Uygulamadığımız, yeterince içselleştiremediğimiz hap niteliği taşıyan bu bilgileri blog takipçilerimizle paylaşmak istedik.

Hayatınızdaki herhangi zor bir olay ya da durum olduğu şekliyle değil, sizin onu tecrübe ettiğiniz şekliyle daha önemlidir. Herhangi zor bir olay ya da durumda, avantajlı olabileceğiniz şekilde bir duruş pozisyonu almayı öğrenmeniz; siz koşullarınızın en iyisini ya da en kötüsünü tecrübe edin ya da etmeyin sizin için bir fark yaratabilir. Bu nedenle stresli bir durum ya da engelin doğru tarafında konumlanmak ya da bulunmak için aşağıda sıralanan dört basit prensibi benimseyin. Bunlar:

1.Hayatta hiçbir şey kalıcı değildir.

 Unutmayın ki siz de değilsiniz. Peki, bu durumda nasıl olur da problemleriniz kalıcı olabilir ki? Hayatta her şeyin geçici olduğunu anlamak size güncel sorunlarınız açısından güçlendirici bir bakış açısı verir. Türbülansa girdiğiniz anda yani sorunlarla boğuşmaya, onlara meydan okumaya başladığınız an itibariyle, kendinize bu durumun geçici olduğunu hatırlatın ve kendinizi daha yüksek bir seviyede ya da pozisyonda tutmak için yine kendinizi teşvik edin. Hatta her şey yolundayken, mükemmelken bile geçicilik zihniyetini benimsemek çok yararlı olabilir. Unutmayın ki, hayat için hissettiğiniz zevk ya da tat duygusu, genelde, talihsizlikler tarafından değil, çevrenizde var olan mükemmel şeyleri takdir etmeyi bilme kabiliyetinizin yoksunluğu tarafından öldürülür. Sonuç itibariyle, eğer bunu hemen şuan itibariyle kendinize hatırlatacak olursanız, ne kadar mükemmel olduğunun önemi kalmaksızın sonuca ulaşacak, hayatınızda var olan ve kabullenmiş olduğunuz tüm olumlu şeyleri takdir edeceksiniz.

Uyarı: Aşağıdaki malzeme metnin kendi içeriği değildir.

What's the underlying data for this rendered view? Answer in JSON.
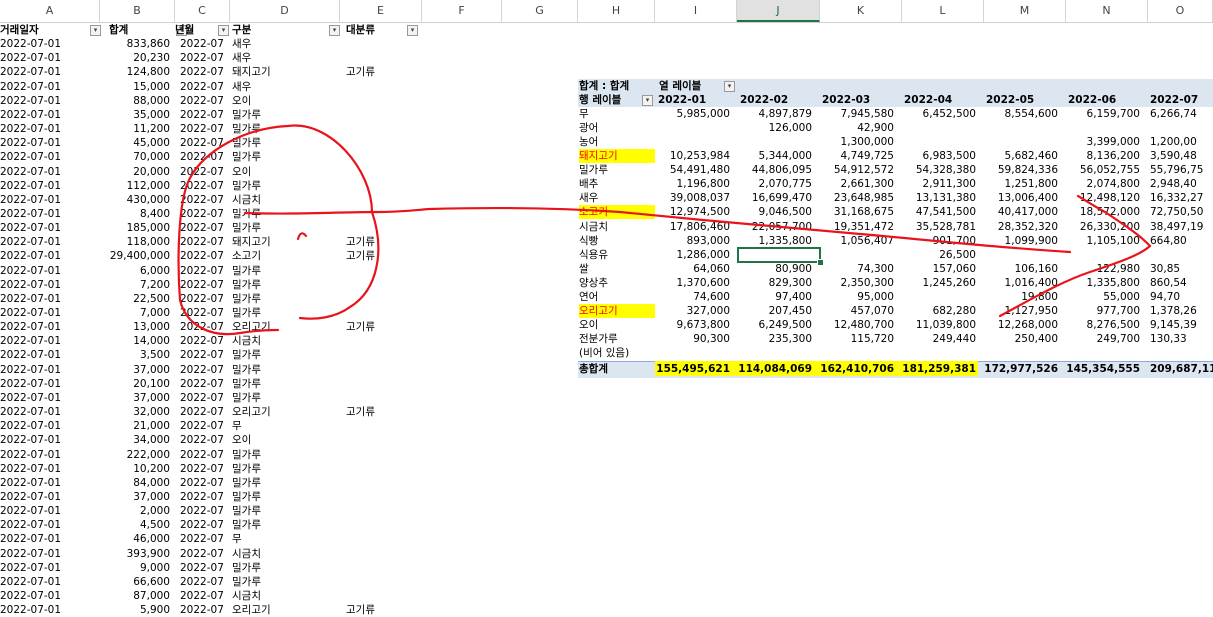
{
  "columns": [
    "A",
    "B",
    "C",
    "D",
    "E",
    "F",
    "G",
    "H",
    "I",
    "J",
    "K",
    "L",
    "M",
    "N",
    "O"
  ],
  "selected_column": "J",
  "source_headers": {
    "date": "거래일자",
    "total": "합계",
    "ym": "년월",
    "category": "구분",
    "major": "대분류"
  },
  "source_rows": [
    [
      "2022-07-01",
      "833,860",
      "2022-07",
      "새우",
      ""
    ],
    [
      "2022-07-01",
      "20,230",
      "2022-07",
      "새우",
      ""
    ],
    [
      "2022-07-01",
      "124,800",
      "2022-07",
      "돼지고기",
      "고기류"
    ],
    [
      "2022-07-01",
      "15,000",
      "2022-07",
      "새우",
      ""
    ],
    [
      "2022-07-01",
      "88,000",
      "2022-07",
      "오이",
      ""
    ],
    [
      "2022-07-01",
      "35,000",
      "2022-07",
      "밀가루",
      ""
    ],
    [
      "2022-07-01",
      "11,200",
      "2022-07",
      "밀가루",
      ""
    ],
    [
      "2022-07-01",
      "45,000",
      "2022-07",
      "밀가루",
      ""
    ],
    [
      "2022-07-01",
      "70,000",
      "2022-07",
      "밀가루",
      ""
    ],
    [
      "2022-07-01",
      "20,000",
      "2022-07",
      "오이",
      ""
    ],
    [
      "2022-07-01",
      "112,000",
      "2022-07",
      "밀가루",
      ""
    ],
    [
      "2022-07-01",
      "430,000",
      "2022-07",
      "시금치",
      ""
    ],
    [
      "2022-07-01",
      "8,400",
      "2022-07",
      "밀가루",
      ""
    ],
    [
      "2022-07-01",
      "185,000",
      "2022-07",
      "밀가루",
      ""
    ],
    [
      "2022-07-01",
      "118,000",
      "2022-07",
      "돼지고기",
      "고기류"
    ],
    [
      "2022-07-01",
      "29,400,000",
      "2022-07",
      "소고기",
      "고기류"
    ],
    [
      "2022-07-01",
      "6,000",
      "2022-07",
      "밀가루",
      ""
    ],
    [
      "2022-07-01",
      "7,200",
      "2022-07",
      "밀가루",
      ""
    ],
    [
      "2022-07-01",
      "22,500",
      "2022-07",
      "밀가루",
      ""
    ],
    [
      "2022-07-01",
      "7,000",
      "2022-07",
      "밀가루",
      ""
    ],
    [
      "2022-07-01",
      "13,000",
      "2022-07",
      "오리고기",
      "고기류"
    ],
    [
      "2022-07-01",
      "14,000",
      "2022-07",
      "시금치",
      ""
    ],
    [
      "2022-07-01",
      "3,500",
      "2022-07",
      "밀가루",
      ""
    ],
    [
      "2022-07-01",
      "37,000",
      "2022-07",
      "밀가루",
      ""
    ],
    [
      "2022-07-01",
      "20,100",
      "2022-07",
      "밀가루",
      ""
    ],
    [
      "2022-07-01",
      "37,000",
      "2022-07",
      "밀가루",
      ""
    ],
    [
      "2022-07-01",
      "32,000",
      "2022-07",
      "오리고기",
      "고기류"
    ],
    [
      "2022-07-01",
      "21,000",
      "2022-07",
      "무",
      ""
    ],
    [
      "2022-07-01",
      "34,000",
      "2022-07",
      "오이",
      ""
    ],
    [
      "2022-07-01",
      "222,000",
      "2022-07",
      "밀가루",
      ""
    ],
    [
      "2022-07-01",
      "10,200",
      "2022-07",
      "밀가루",
      ""
    ],
    [
      "2022-07-01",
      "84,000",
      "2022-07",
      "밀가루",
      ""
    ],
    [
      "2022-07-01",
      "37,000",
      "2022-07",
      "밀가루",
      ""
    ],
    [
      "2022-07-01",
      "2,000",
      "2022-07",
      "밀가루",
      ""
    ],
    [
      "2022-07-01",
      "4,500",
      "2022-07",
      "밀가루",
      ""
    ],
    [
      "2022-07-01",
      "46,000",
      "2022-07",
      "무",
      ""
    ],
    [
      "2022-07-01",
      "393,900",
      "2022-07",
      "시금치",
      ""
    ],
    [
      "2022-07-01",
      "9,000",
      "2022-07",
      "밀가루",
      ""
    ],
    [
      "2022-07-01",
      "66,600",
      "2022-07",
      "밀가루",
      ""
    ],
    [
      "2022-07-01",
      "87,000",
      "2022-07",
      "시금치",
      ""
    ],
    [
      "2022-07-01",
      "5,900",
      "2022-07",
      "오리고기",
      "고기류"
    ]
  ],
  "pivot": {
    "title": "합계 : 합계",
    "col_label": "열 레이블",
    "row_label": "행 레이블",
    "months": [
      "2022-01",
      "2022-02",
      "2022-03",
      "2022-04",
      "2022-05",
      "2022-06",
      "2022-07"
    ],
    "rows": [
      {
        "name": "무",
        "highlight": false,
        "vals": [
          "5,985,000",
          "4,897,879",
          "7,945,580",
          "6,452,500",
          "8,554,600",
          "6,159,700",
          "6,266,74"
        ]
      },
      {
        "name": "광어",
        "highlight": false,
        "vals": [
          "",
          "126,000",
          "42,900",
          "",
          "",
          "",
          ""
        ]
      },
      {
        "name": "농어",
        "highlight": false,
        "vals": [
          "",
          "",
          "1,300,000",
          "",
          "",
          "3,399,000",
          "1,200,00"
        ]
      },
      {
        "name": "돼지고기",
        "highlight": true,
        "vals": [
          "10,253,984",
          "5,344,000",
          "4,749,725",
          "6,983,500",
          "5,682,460",
          "8,136,200",
          "3,590,48"
        ]
      },
      {
        "name": "밀가루",
        "highlight": false,
        "vals": [
          "54,491,480",
          "44,806,095",
          "54,912,572",
          "54,328,380",
          "59,824,336",
          "56,052,755",
          "55,796,75"
        ]
      },
      {
        "name": "배추",
        "highlight": false,
        "vals": [
          "1,196,800",
          "2,070,775",
          "2,661,300",
          "2,911,300",
          "1,251,800",
          "2,074,800",
          "2,948,40"
        ]
      },
      {
        "name": "새우",
        "highlight": false,
        "vals": [
          "39,008,037",
          "16,699,470",
          "23,648,985",
          "13,131,380",
          "13,006,400",
          "12,498,120",
          "16,332,27"
        ]
      },
      {
        "name": "소고기",
        "highlight": true,
        "vals": [
          "12,974,500",
          "9,046,500",
          "31,168,675",
          "47,541,500",
          "40,417,000",
          "18,572,000",
          "72,750,50"
        ]
      },
      {
        "name": "시금치",
        "highlight": false,
        "vals": [
          "17,806,460",
          "22,057,700",
          "19,351,472",
          "35,528,781",
          "28,352,320",
          "26,330,200",
          "38,497,19"
        ]
      },
      {
        "name": "식빵",
        "highlight": false,
        "vals": [
          "893,000",
          "1,335,800",
          "1,056,407",
          "901,700",
          "1,099,900",
          "1,105,100",
          "664,80"
        ]
      },
      {
        "name": "식용유",
        "highlight": false,
        "vals": [
          "1,286,000",
          "",
          "",
          "26,500",
          "",
          "",
          ""
        ]
      },
      {
        "name": "쌀",
        "highlight": false,
        "vals": [
          "64,060",
          "80,900",
          "74,300",
          "157,060",
          "106,160",
          "122,980",
          "30,85"
        ]
      },
      {
        "name": "양상추",
        "highlight": false,
        "vals": [
          "1,370,600",
          "829,300",
          "2,350,300",
          "1,245,260",
          "1,016,400",
          "1,335,800",
          "860,54"
        ]
      },
      {
        "name": "연어",
        "highlight": false,
        "vals": [
          "74,600",
          "97,400",
          "95,000",
          "",
          "19,800",
          "55,000",
          "94,70"
        ]
      },
      {
        "name": "오리고기",
        "highlight": true,
        "vals": [
          "327,000",
          "207,450",
          "457,070",
          "682,280",
          "1,127,950",
          "977,700",
          "1,378,26"
        ]
      },
      {
        "name": "오이",
        "highlight": false,
        "vals": [
          "9,673,800",
          "6,249,500",
          "12,480,700",
          "11,039,800",
          "12,268,000",
          "8,276,500",
          "9,145,39"
        ]
      },
      {
        "name": "전분가루",
        "highlight": false,
        "vals": [
          "90,300",
          "235,300",
          "115,720",
          "249,440",
          "250,400",
          "249,700",
          "130,33"
        ]
      },
      {
        "name": "(비어 있음)",
        "highlight": false,
        "vals": [
          "",
          "",
          "",
          "",
          "",
          "",
          ""
        ]
      }
    ],
    "total_label": "총합계",
    "totals": [
      "155,495,621",
      "114,084,069",
      "162,410,706",
      "181,259,381",
      "172,977,526",
      "145,354,555",
      "209,687,11"
    ],
    "totals_highlight": [
      true,
      true,
      true,
      true,
      false,
      false,
      false
    ]
  },
  "colors": {
    "highlight": "#ffff00",
    "highlight_text": "#ff0000",
    "pivot_band": "#dce6f1",
    "ink": "#e8141b",
    "selection": "#217346"
  }
}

 2.Başarısızlık, aslında, başarı yolunda bir ön koşuldur.

 Başarısızlıklarınızın bir temel nedeni var: Gelecekteki başarınızı mümkün kılmak. Şikâyet etmek ve hayatı sorgulamak yerine, kendinizden bir şeyleri atmayı durdurmak için, mevcut ikileminizi yapı malzemesi olarak düşünmeye ve kavramaya başlayın. Hayat hepimize tuğla fırlatır. Bu tuğlalarla sanatsal bir başyapıt inşa etmek ya da sonunda bir moloz yığını ortaya çıkarmak tamamen size kalmıştır. Ralph Waldo Emerson’un da yazdığı gibi; “Size gelen her iyi şey için minnettar olma alışkanlığını geliştirin.” Hatta hatalar için bile müteşekkir olun, çünkü onlar başarılarınızın ayrılmaz ve vazgeçilemez birer parçasıdırlar.

 3. Zor durum ya da olaylarda olumlu tarafları bulun ya da görün.

 Sürekli kendinize şu soruyu sorun: Benim şimdiki koşullarımdan hangi büyük fırsat ortaya çıkabilir? Bu soruyu sormak, enerjinizi zorluklarınız içinde yatan gizli kalmış olumluluklara yönlendirecek ve bu enerjinizi olumsuzluklardan şikâyet ederek harcamanızı, ziyan etmenizi engelleyecektir. Bir kere her olayda ya da durumda olumlu ya da iyi olanı görmeye başladığınızda, zorluklarınız sizin için ağır blok yükler olmaktan çıkacak. İşte bu noktada yolunuza çıkan ya da yolunuza savrulan olumsuzluklar her ne olursa olsun, sız daha yüksek bir konumda olmayı, kendinize doğru pozisyonu yaratmayı yaşayacaksınız.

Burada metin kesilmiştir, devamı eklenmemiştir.